Carrie Fisher, Hollywood star, who is best known for her portrayal of Princess Leia in the wildly popular “Star Wars” films, died Tuesday, days after suffering a heart attack on a transatlantic flight. She was 60.
The actress and best-selling author was returning from the London leg of a book tour on Friday when she collapsed 15 minutes before landing in Los Angeles, where paramedics and hospital staff were unable to revive her.
“It is with a very deep sadness that Billie Lourd confirms that her beloved mother Carrie Fisher passed away at 8:55 this morning,” family spokesman Simon Halls said in a statement on behalf of Fisher’s daughter.
“She was loved by the world and she will be missed profoundly.”
Hopes had been raised for Fisher’s recovery after her mother, actress Debbie Reynolds, told her Twitter followers on Sunday her daughter was in stable condition in intensive care.
But celebrity news website TMZ, citing unnamed sources, said Fisher never regained consciousness after collapsing.
Tributes began pouring in soon after news of her death spread on social media, led by “Star Wars” co-star Mark Hamill — Luke Skywalker in the saga who said he was “devastated” and had “no words.”
“I’m deeply saddened at the news of Carrie’s passing. She was a dear friend, whom I greatly respected and admired. The force is dark today,” tweeted Billy Dee Williams, who played space smuggler Lando Calrissian.
Whoopi Goldberg, her co-star in 1991 comedy “Soapdish,” described her as “funnier and smarter than anyone had the right to be” while the Hollywood Foreign Press Association, which runs the Golden Globes, tweeted: “May the Force be with you always, Princess Leia.”
The American actress had been enjoying a new phase in the spotlight with a tour promoting her latest headline-grabbing memoir and a reprisal of her iconic role in 2015’s “Star Wars: The Force Awakens.”
Born in Los Angeles in October 1956, Fisher was catapulted to worldwide stardom as rebel warrior Leia in the original “Star Wars” trilogy, which has been a cultural phenomenon since the release of the films from 1977 to 1983.
Asked at a news conference last year what she remembered of her scenes in her barely-there gold bikini in “Return of the Jedi,” she recalled having fun killing Leia’s jailer, Jabba the Hutt.
“They asked me on the day if I wanted to have a stunt double kill Jabba. No! That’s the best time I ever had as an actor,” she said.
“And the only reason to go into acting is if you can kill a giant monster.”
Steeped in Hollywood excess from an early age, she was the product of the four-year marriage of Reynolds, best known for her role in “Singin’ In The Rain,” and singer Eddie Fisher.
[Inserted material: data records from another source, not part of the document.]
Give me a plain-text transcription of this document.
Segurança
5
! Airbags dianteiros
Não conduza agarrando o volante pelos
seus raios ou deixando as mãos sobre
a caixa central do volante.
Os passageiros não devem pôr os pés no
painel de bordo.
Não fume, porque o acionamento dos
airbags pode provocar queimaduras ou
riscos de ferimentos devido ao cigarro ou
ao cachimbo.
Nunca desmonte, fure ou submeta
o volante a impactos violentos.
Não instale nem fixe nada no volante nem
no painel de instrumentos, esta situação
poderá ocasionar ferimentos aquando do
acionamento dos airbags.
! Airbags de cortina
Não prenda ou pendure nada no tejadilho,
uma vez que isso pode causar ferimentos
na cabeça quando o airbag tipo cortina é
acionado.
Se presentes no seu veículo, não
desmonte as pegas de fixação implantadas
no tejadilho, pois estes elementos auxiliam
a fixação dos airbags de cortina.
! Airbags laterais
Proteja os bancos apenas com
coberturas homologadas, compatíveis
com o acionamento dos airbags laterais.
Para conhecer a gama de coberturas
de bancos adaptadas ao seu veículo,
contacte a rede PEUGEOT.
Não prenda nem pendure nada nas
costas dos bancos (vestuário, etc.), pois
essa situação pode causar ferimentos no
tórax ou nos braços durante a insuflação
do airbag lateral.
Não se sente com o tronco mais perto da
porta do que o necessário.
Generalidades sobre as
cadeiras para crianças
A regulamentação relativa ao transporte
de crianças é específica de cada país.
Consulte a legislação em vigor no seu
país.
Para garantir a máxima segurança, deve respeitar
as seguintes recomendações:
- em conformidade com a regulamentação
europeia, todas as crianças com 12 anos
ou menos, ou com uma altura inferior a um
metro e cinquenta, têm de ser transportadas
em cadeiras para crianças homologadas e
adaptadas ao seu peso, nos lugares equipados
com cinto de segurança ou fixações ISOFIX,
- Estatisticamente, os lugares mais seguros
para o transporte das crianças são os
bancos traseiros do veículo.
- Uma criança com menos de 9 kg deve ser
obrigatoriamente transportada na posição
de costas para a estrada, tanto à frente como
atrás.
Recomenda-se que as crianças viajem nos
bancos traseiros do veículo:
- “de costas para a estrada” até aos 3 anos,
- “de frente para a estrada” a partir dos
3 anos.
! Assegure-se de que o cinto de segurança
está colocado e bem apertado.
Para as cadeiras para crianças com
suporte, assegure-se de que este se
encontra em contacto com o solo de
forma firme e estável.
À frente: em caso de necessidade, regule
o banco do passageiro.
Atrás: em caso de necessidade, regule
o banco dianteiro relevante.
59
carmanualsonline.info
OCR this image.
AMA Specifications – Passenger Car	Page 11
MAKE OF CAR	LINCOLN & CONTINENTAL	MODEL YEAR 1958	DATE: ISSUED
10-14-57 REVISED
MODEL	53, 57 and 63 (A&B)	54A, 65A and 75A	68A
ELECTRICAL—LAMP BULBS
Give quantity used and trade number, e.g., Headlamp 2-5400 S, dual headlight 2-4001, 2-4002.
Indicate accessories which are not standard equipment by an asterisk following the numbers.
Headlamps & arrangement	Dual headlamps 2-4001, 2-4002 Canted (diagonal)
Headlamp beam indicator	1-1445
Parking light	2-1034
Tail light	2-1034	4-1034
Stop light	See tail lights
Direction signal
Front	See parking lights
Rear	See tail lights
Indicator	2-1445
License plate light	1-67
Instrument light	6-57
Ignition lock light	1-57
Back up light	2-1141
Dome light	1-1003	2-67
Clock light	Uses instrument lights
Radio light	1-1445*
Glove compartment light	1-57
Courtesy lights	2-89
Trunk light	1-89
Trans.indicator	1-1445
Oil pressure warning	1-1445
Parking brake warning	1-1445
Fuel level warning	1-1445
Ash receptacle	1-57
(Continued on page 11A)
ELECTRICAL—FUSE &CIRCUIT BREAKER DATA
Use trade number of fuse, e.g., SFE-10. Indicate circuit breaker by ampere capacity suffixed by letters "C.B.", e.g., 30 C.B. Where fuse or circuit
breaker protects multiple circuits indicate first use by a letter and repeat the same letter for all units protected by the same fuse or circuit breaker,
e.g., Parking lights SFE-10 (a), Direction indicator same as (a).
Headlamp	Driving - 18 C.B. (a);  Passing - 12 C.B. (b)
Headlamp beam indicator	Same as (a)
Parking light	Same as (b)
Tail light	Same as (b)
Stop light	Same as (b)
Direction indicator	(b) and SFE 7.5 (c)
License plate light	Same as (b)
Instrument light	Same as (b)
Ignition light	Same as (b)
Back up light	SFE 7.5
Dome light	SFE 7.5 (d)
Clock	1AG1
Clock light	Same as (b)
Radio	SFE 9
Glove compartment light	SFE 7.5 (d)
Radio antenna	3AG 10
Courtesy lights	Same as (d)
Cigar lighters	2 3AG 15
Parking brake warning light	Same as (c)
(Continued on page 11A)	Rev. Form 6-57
The relationship, and the happy home in Beverly Hills, came to an end when Fisher left Reynolds for her close friend, the actress Elizabeth Taylor.
The early 1980s were marked by problems with alcohol, drugs and depression for Fisher, who appeared in a number of critical flops, including “Under the Rainbow” (1981) and “Hollywood Vice Squad” (1986).
She was widely praised for her performance in the hit 1989 comedy “When Harry Met Sally,” but began to turn her back on acting in favor of writing.
She became known for her searingly honest semi-autobiographical writing, including her best-selling debut “Postcards from the Edge,” which she turned into a film of the same name in 1990 starring Meryl Streep and Shirley MacLaine.
A talented screenwriter, Fisher has revised numerous scripts, including “Sister Act” (1992), “Outbreak” (1995) and “The Wedding Singer” (1998).
She has given various interviews over the years about her diagnosis of bipolar disorder and addiction to prescription drugs and cocaine, which she admitted using on the set of “The Empire Strikes Back” (1980).
Asked by Vanity Fair in 2006 how she persuaded “Star Wars” director George Lucas to give her the part of Princess Leia, she said: “I slept with some nerd. I hope it was George.”
She “took too many drugs to remember” who it was, she added.
She has also discussed being treated with electroconvulsive therapy, in which small electric currents are passed through the brain, to trigger brief seizures and treat depression.
Fisher told readers of her agony aunt column in the Guardian newspaper in June the addictions, heartbreak and mental illness she had endured amounted to a “fair share of challenging and unhappy experiences.”
Her just-released memoir “The Princess Diarist” is based on journals she kept while filming the “Star Wars” trilogy.
It made headlines because of a section in which Fisher admits a three-month affair with co-star Harrison Ford while filming “Star Wars: Episode IV — A New Hope” in 1976.
Fisher and her co-star were 19 and 33 at the time, and Ford, now 74, was married to his first wife, Mary Marquardt.
Fisher was briefly married to singer/songwriter Paul Simon in the 1980s. Her daughter Billie, who is also an actress, comes from her relationship with talent agent Bryan Lourd.